DOWNTOWN PONCHATOULA COMES TO LIFE
PONCHATOULA, Louisiana — Hay and twine covered the ground in downtown Ponchatoula early Monday as local officials were left scratching their heads at the large amounts of fruits and toys mysteriously piled onto the back of Old Number Three, the locomotive that has served as a popular tourist attraction for the antique city.
“I reckon the smell of sugar plums will be gone by the end of the week,” said Sam Sterns, the owner of one of the many antique and craft stores in the area.
Sterns discovered several of the scarecrows on display outside her store had been moved around, but nothing had been stolen, she told HAN.
While Police Chief Bry Layrisson attempted to piece together the puzzle of one of the city’s most bizarre occurrences since an Italian-American was elected mayor, one resident claims to have witnessed a group of teenagers simply “pulling a practical joke” around 2 am last night.
This theory was immediately ruled out by Layrisson because city laws require all residents in bed by 9 pm and lights out by 9:30.

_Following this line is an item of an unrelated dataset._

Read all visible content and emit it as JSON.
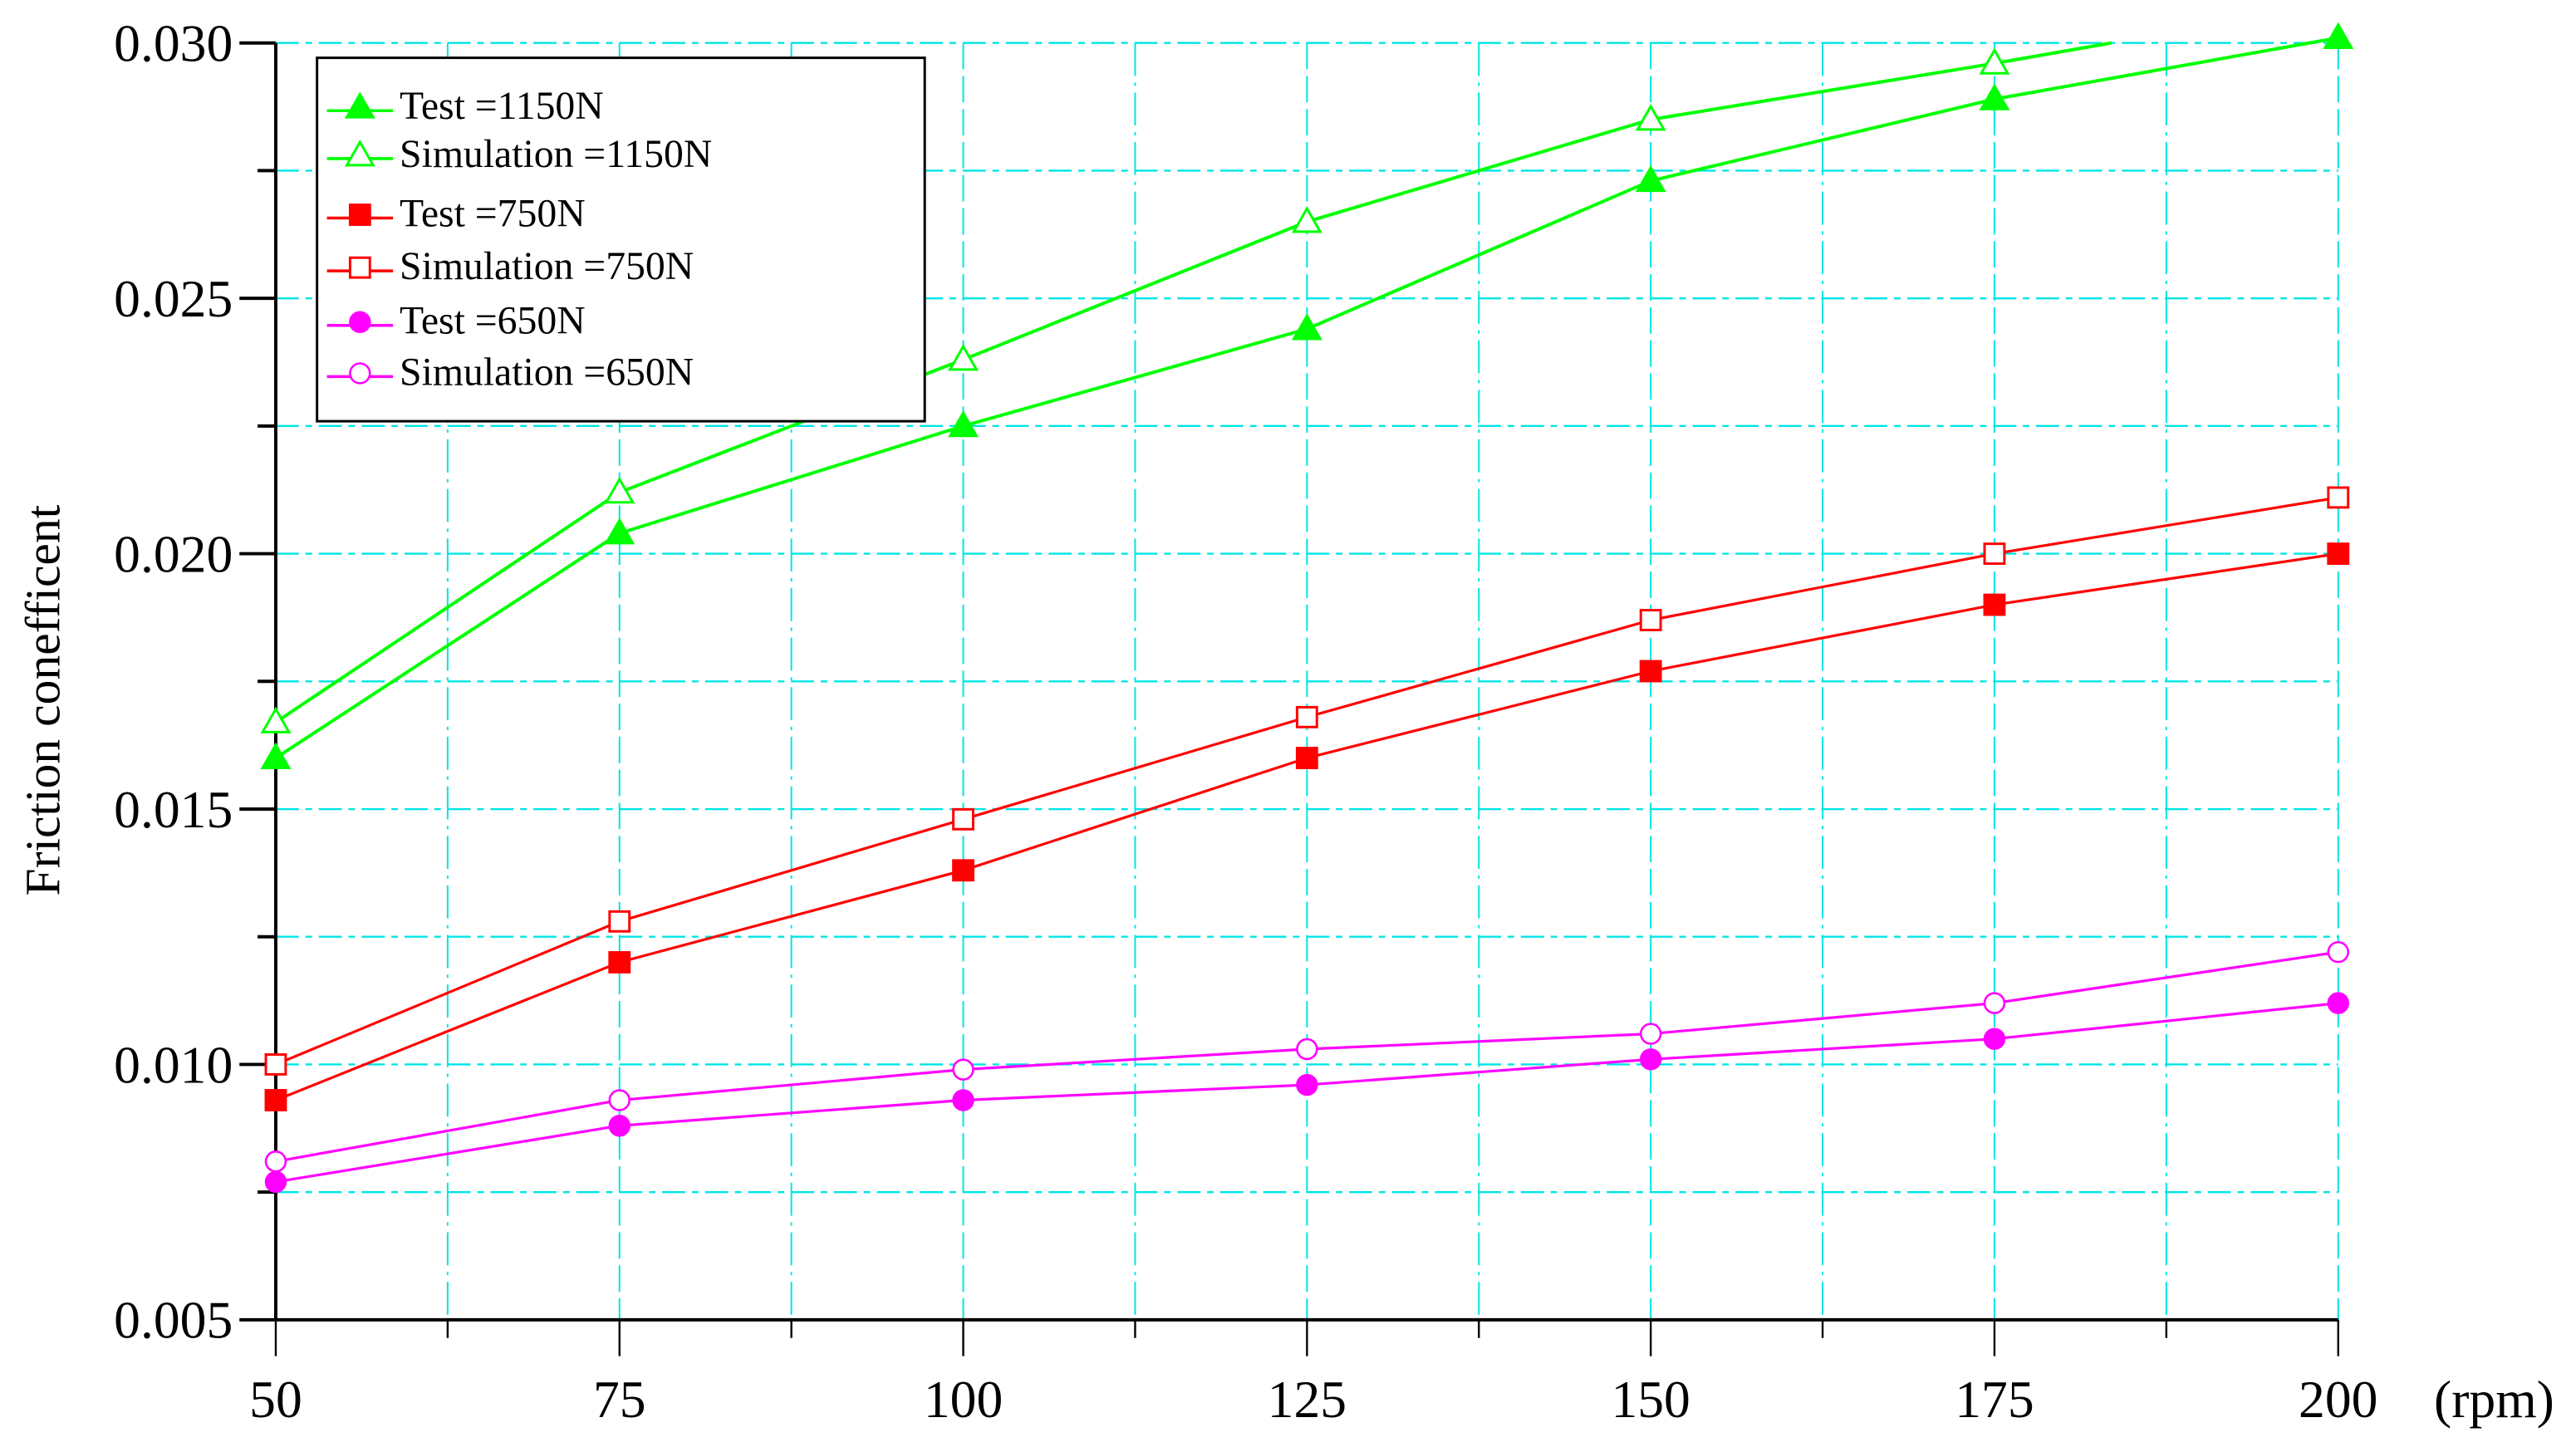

“The most plausible explanation is that the there was a big party with scarecrows and dancing clowns and giraffes and marching bands and wooden deer and pumpkin people and gum drops and and…,” exclaimed the police chief as he tried to catch his breath.
Layrisson’s enthusiasm was short lived as word of the so-called pumpkin patch party reached students in nearby elementary schools, whose demands for immediate field trips to the downtown area led to unrest.
The conflict reached new heights as rioting kindergarten students burned their unsigned permission slips on the playground.
Failed attempts by neutral intermediaries to settle an agreement between first graders and school faculty before the end of recess left the police chief no choice but to telephone parents, putting an end to the conflict.